|
|
|
|
|
by mirekrusin
474 days ago
|
|
You're explaining it nicely and then seem to make mistake that contradicts what you've just said – because code and text share domain (text based) – large, generic models will always out-compete smaller, specialized ones – that's the lesson. If you'd compare it with ie. model for self driving cars – generic text models will not win because they operate in different domain. In all cases trying to optimize on subset/specialized tasks within domain is not worth the investment because state of art will be held by larger models working on the whole available set. |
|
> You're explaining it nicely and then seem to make mistake that contradicts what you've just said – because code and text share domain (text based)

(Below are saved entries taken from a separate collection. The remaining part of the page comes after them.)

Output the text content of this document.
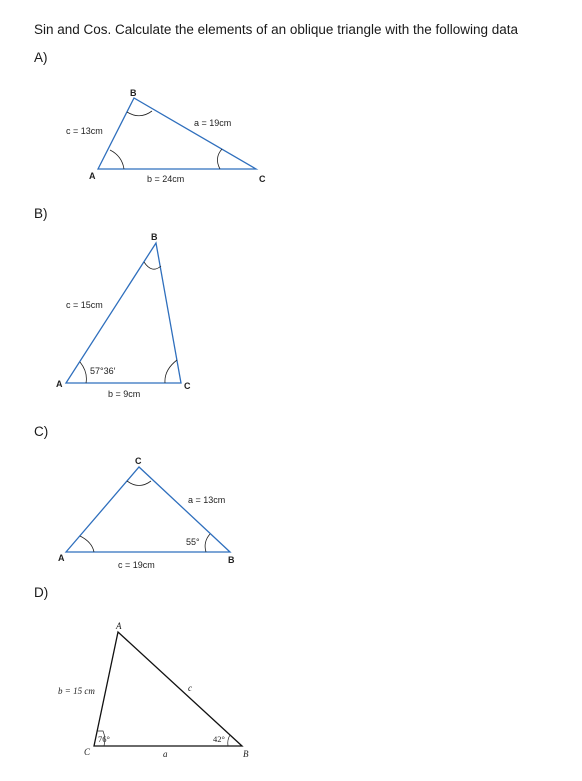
Sin and Cos. Calculate the elements of an oblique triangle with the following data
A)
B)
C)
D)
B
A	C
c = 13cm
a = 19cm
b = 24cm
B
A	C
c = 15cm
57°36′
b = 9cm
C
A	B
a = 13cm
55°
c = 19cm
A
C	B
b = 15 cm	c
a
76°	42°
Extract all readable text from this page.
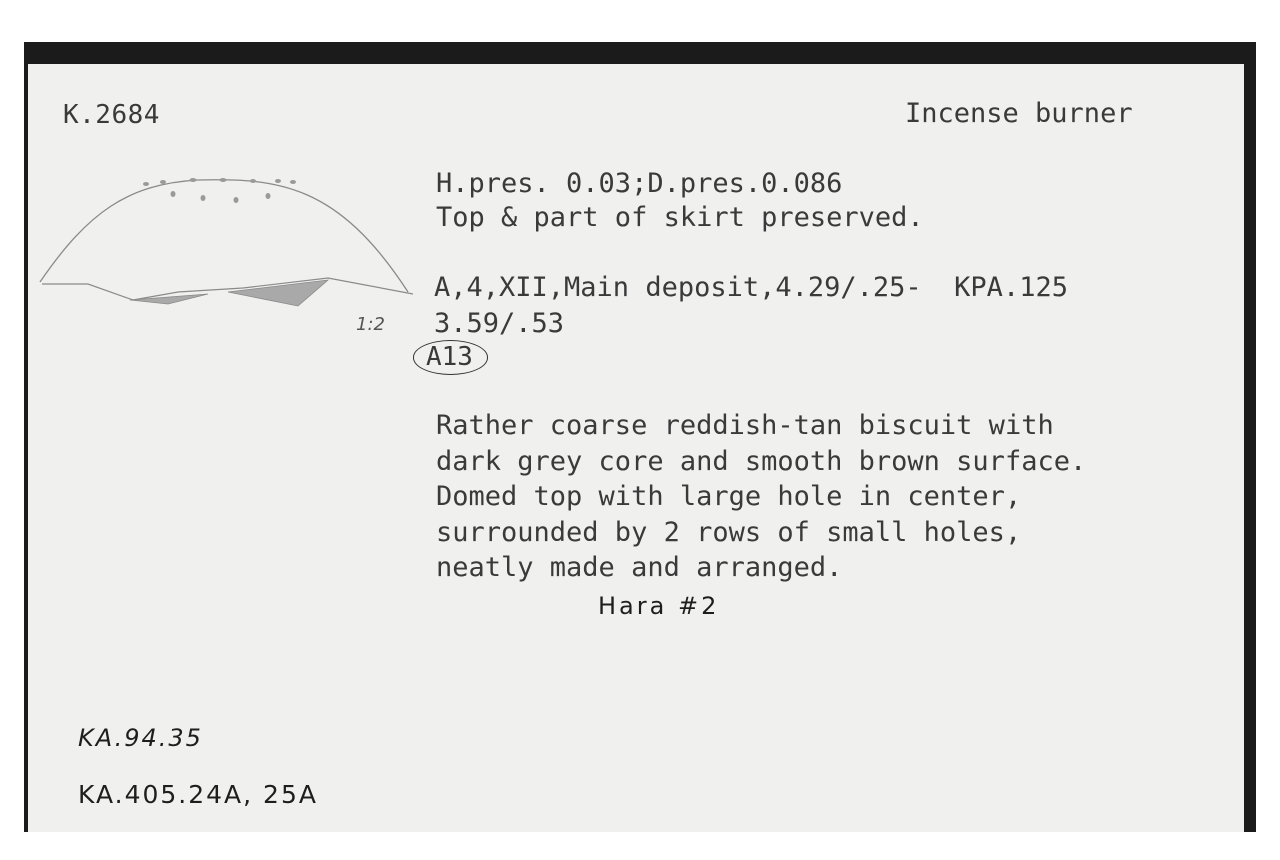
K.2684	Incense burner

1:2

H.pres. 0.03;D.pres.0.086

Top & part of skirt preserved.

A,4,XII,Main deposit,4.29/.25-  KPA.125

3.59/.53

A13

Rather coarse reddish-tan biscuit with
dark grey core and smooth brown surface.
Domed top with large hole in center,
surrounded by 2 rows of small holes,
neatly made and arranged.

Hara #2

KA.94.35

KA.405.24A, 25A
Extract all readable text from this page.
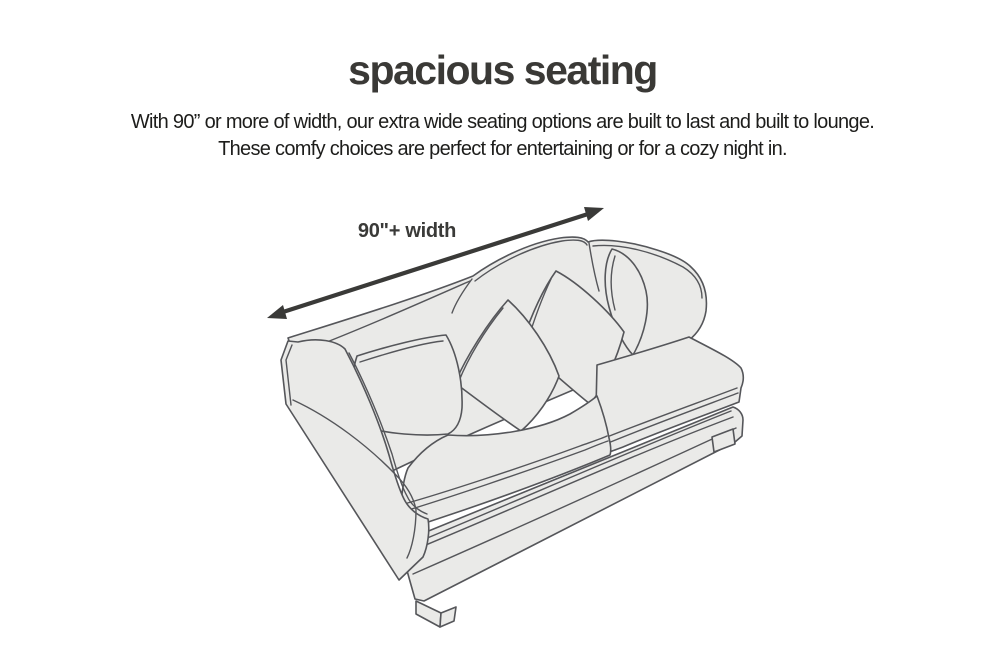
spacious seating

With 90” or more of width, our extra wide seating options are built to last and built to lounge.
These comfy choices are perfect for entertaining or for a cozy night in.

90"+ width
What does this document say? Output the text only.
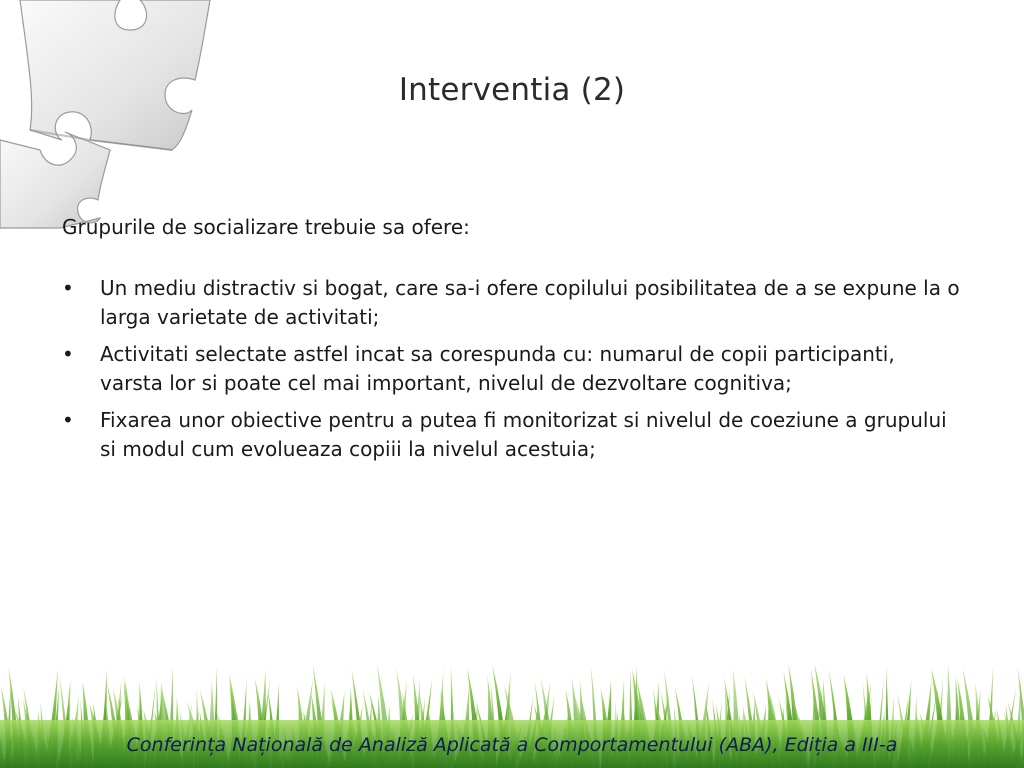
Interventia (2)

Grupurile de socializare trebuie sa ofere:

•	Un mediu distractiv si bogat, care sa-i ofere copilului posibilitatea de a se expune la o larga varietate de activitati;
•	Activitati selectate astfel incat sa corespunda cu: numarul de copii participanti, varsta lor si poate cel mai important, nivelul de dezvoltare cognitiva;
•	Fixarea unor obiective pentru a putea fi monitorizat si nivelul de coeziune a grupului si modul cum evolueaza copiii la nivelul acestuia;
Conferința Națională de Analiză Aplicată a Comportamentului (ABA), Ediția a III-a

"Text" is not the domain that matters.
The whole trick behind LLMs being as capable as they are, is that they're able to tease out concepts from all that training text - concepts of any kind, from things to ideas to patterns of thinking. The latent space of those models has enough dimensions to encode just about any semantic relationship as some distinct direction, and practice shows this is exactly what happens. That's what makes style transfer pretty much a vector operation (instead of "-King +Woman", think "-Academic, +Funny"), why LLMs are so good at translating between languages, from spec to code, and why adding modalities worked so well.
With LLMs, the common domain between "text" and "code" is not "text", but the way humans think, and the way they understand reality. It's not the raw sequences of tokens that map between, say, poetry or academic texts and code - it's the patterns of thought behind those sequences of tokens.
Code is a specific domain - beyond being the lifeblood of programs, it's also an exercise in a specific way of thinking, taken up to 11. That's why learning code turned out to be crucial for improving general reasoning abilities of LLMs (the same is, IMO, true for humans, but it's harder to demonstrate a solid proof). And conversely, text in general provides context for code that would be hard to infer from code alone.